With professional experience as an outsourced CFO and firsthand knowledge of MACA’s internal financial operations, she has been able to see the organization from both the ground level and the governance level, a vantage point that has shaped how she thinks about sustainability, risk, and long-term stewardship.
“Being able to see the nitty gritty from both the operational and governance perspective gave me a much more holistic understanding of how MACA functioned day to day,” she said. “Now, when I’m looking at higher-level decisions, I’m thinking about long-term sustainability and what a financially healthy MACA looks like.”
Over the years, Lemon has watched MACA strengthen not only its financial systems but also its organizational discipline. She points to the organization’s longstanding commitment to sound financial management and transparency as one of its defining strengths, something that has remained steady even as MACA has grown in size, complexity, and reach.
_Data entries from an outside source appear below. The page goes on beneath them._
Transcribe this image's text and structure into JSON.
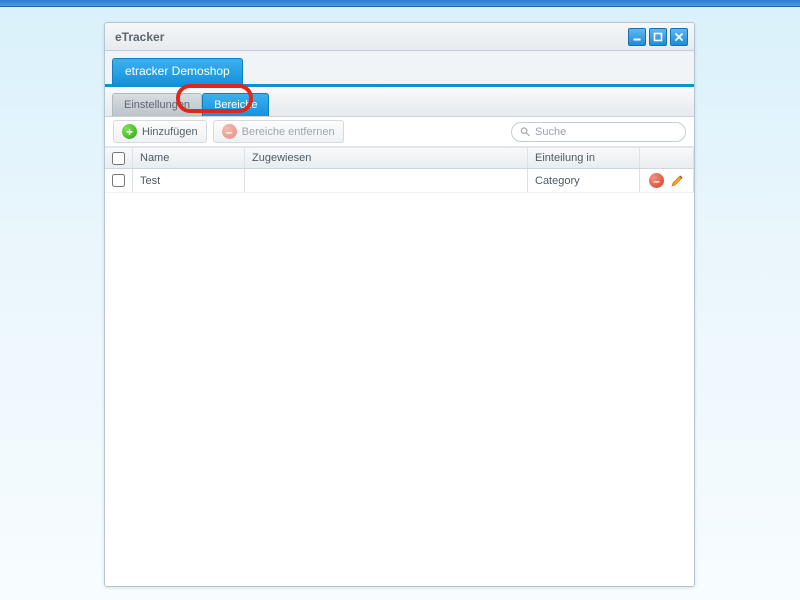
{
  "window": {
    "title": "eTracker"
  },
  "shopTab": {
    "label": "etracker Demoshop"
  },
  "subTabs": {
    "settings": "Einstellungen",
    "areas": "Bereiche"
  },
  "toolbar": {
    "add": "Hinzufügen",
    "remove": "Bereiche entfernen"
  },
  "search": {
    "placeholder": "Suche"
  },
  "columns": {
    "name": "Name",
    "assigned": "Zugewiesen",
    "division": "Einteilung in"
  },
  "rows": [
    {
      "name": "Test",
      "assigned": "",
      "division": "Category"
    }
  ]
}
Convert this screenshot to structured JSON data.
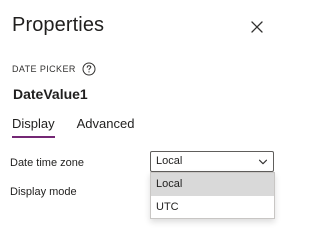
{
  "panel": {
    "title": "Properties",
    "close_icon": "close-icon"
  },
  "control": {
    "kind": "DATE PICKER",
    "help_icon": "help-circle-icon",
    "name": "DateValue1"
  },
  "tabs": [
    {
      "label": "Display",
      "active": true
    },
    {
      "label": "Advanced",
      "active": false
    }
  ],
  "properties": {
    "time_zone": {
      "label": "Date time zone",
      "value": "Local",
      "chevron_icon": "chevron-down-icon",
      "options": [
        {
          "label": "Local",
          "highlighted": true
        },
        {
          "label": "UTC",
          "highlighted": false
        }
      ]
    },
    "display_mode": {
      "label": "Display mode"
    }
  },
  "colors": {
    "tab_underline": "#742774",
    "option_highlight": "#d9d9d9",
    "text": "#201f1e"
  }
}
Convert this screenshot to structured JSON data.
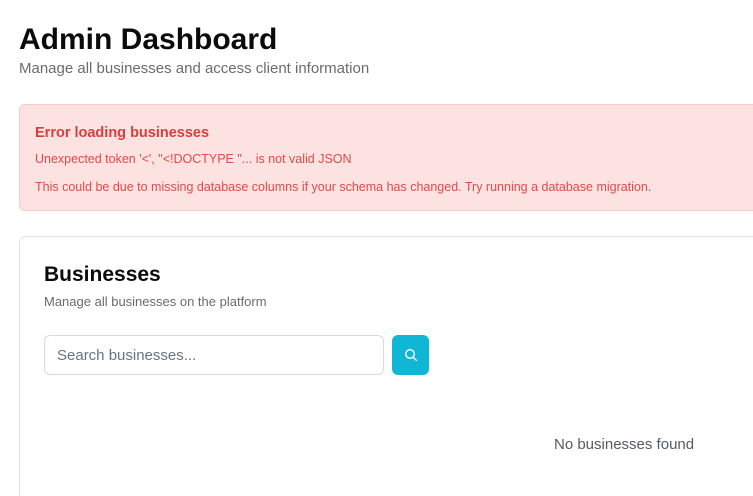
{
  "header": {
    "title": "Admin Dashboard",
    "subtitle": "Manage all businesses and access client information"
  },
  "error": {
    "title": "Error loading businesses",
    "message": "Unexpected token '<', \"<!DOCTYPE \"... is not valid JSON",
    "hint": "This could be due to missing database columns if your schema has changed. Try running a database migration."
  },
  "businesses": {
    "title": "Businesses",
    "subtitle": "Manage all businesses on the platform",
    "search": {
      "placeholder": "Search businesses...",
      "value": ""
    },
    "search_button_icon": "search-icon",
    "empty_message": "No businesses found"
  },
  "colors": {
    "error_bg": "#fde2e2",
    "error_text": "#dc3c3c",
    "accent": "#0fb6d6"
  }
}
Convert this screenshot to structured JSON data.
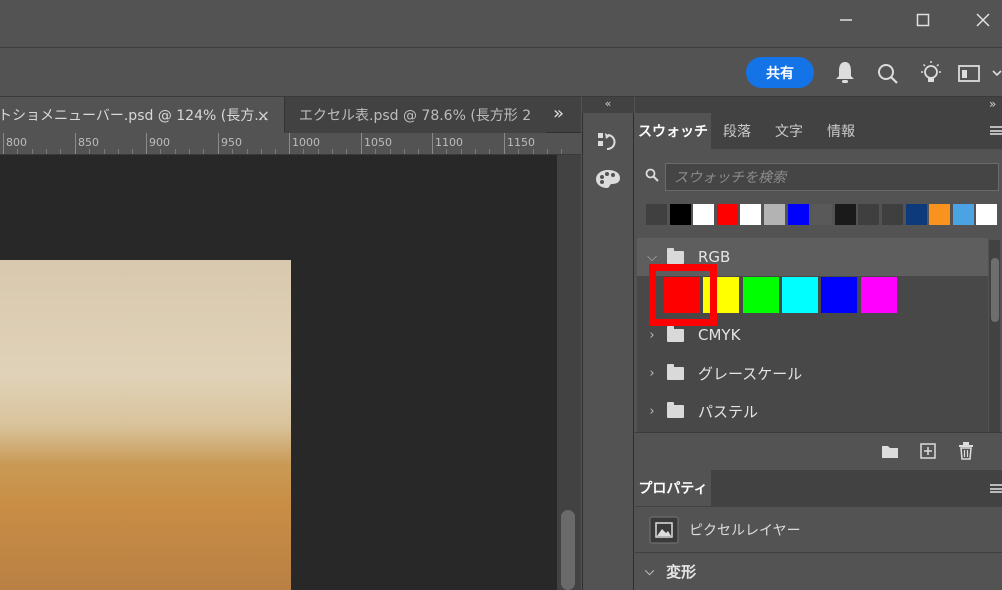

“One of MACA’s greatest strengths is its commitment to strong financial management and transparency,” Lemon said. “As the agency has grown, I’ve seen us develop more robust systems, improve reporting, and still maintain that disciplined approach of building a balanced budget and sticking to it.”
Lemon sees strong financial governance as essential to mission delivery.
“Strong finance equals strong mission,” she said. “Having a strong understanding of your finances isn’t a burden to an organization; it lets you focus on the mission, because you know where you stand and what you have to work with.”
That philosophy has particular weight in a mission-driven organization like MACA, where every dollar must be carefully stewarded to support Children’s Advocacy Centers (CACs) across the Commonwealth. Lemon notes that sound financial systems do more than keep budgets in order. They build trust among funders, partners, board members, and CACs, while also giving the organization the flexibility to respond thoughtfully and strategically throughout the year.
“MACA has demonstrated an ability to adapt throughout the years while still staying focused on its core mission and purpose,” Lemon said. “The people who know MACA really understand its mission and culture, and that commitment spreads. It doesn’t rest on one person.”
One milestone Lemon is especially proud to have witnessed is MACA’s recent strategic planning process. For her, that work marked an important turning point, a shift from managing the pressures of growth to building the internal structure needed for the organization’s next phase.
“In the late 2010s and early 2020s, MACA was going through growing pains,” Lemon said. “What was powerful about the strategic planning process was walking away with a roadmap, and now we’re starting to see that roadmap take effect.”
She sees those changes as critical not only for internal sustainability, but also for broader impact. As MACA strengthens its infrastructure, Lemon believes it is building the capacity to expand public understanding of its mission, deepen support, and bring more people into the work.
“How do we tell more people about us? How do we bring more people into the circle?” Lemon said. “Growing and investing in our organizational structure gives us the capacity to spread the word about the mission.”
What keeps Lemon personally committed is the connection between careful stewardship and real outcomes for children and families. While much of her work centers on budgets, governance, and oversight, she never loses sight of the human impact behind those efforts.
“At the end of the day, it comes back to the impact on children and families,” she said. “Being part of the financial stewardship does directly support the human element of the work.”
Looking ahead, Lemon is most energized by the opportunities created through MACA’s strategic growth. “I’m excited to see how these investments in us pay off in the future,” she said. “They can give us the financial flexibility to be leaders in the space, to think more creatively, to be at the forefront, and to continue being a resource others look to.”
Through her financial leadership, long view, and deep belief in MACA’s mission, Lemon helps ensure the organization is not only strong today, but ready for the future, so CACs across Massachusetts can continue delivering the coordinated, compassionate care children and families need.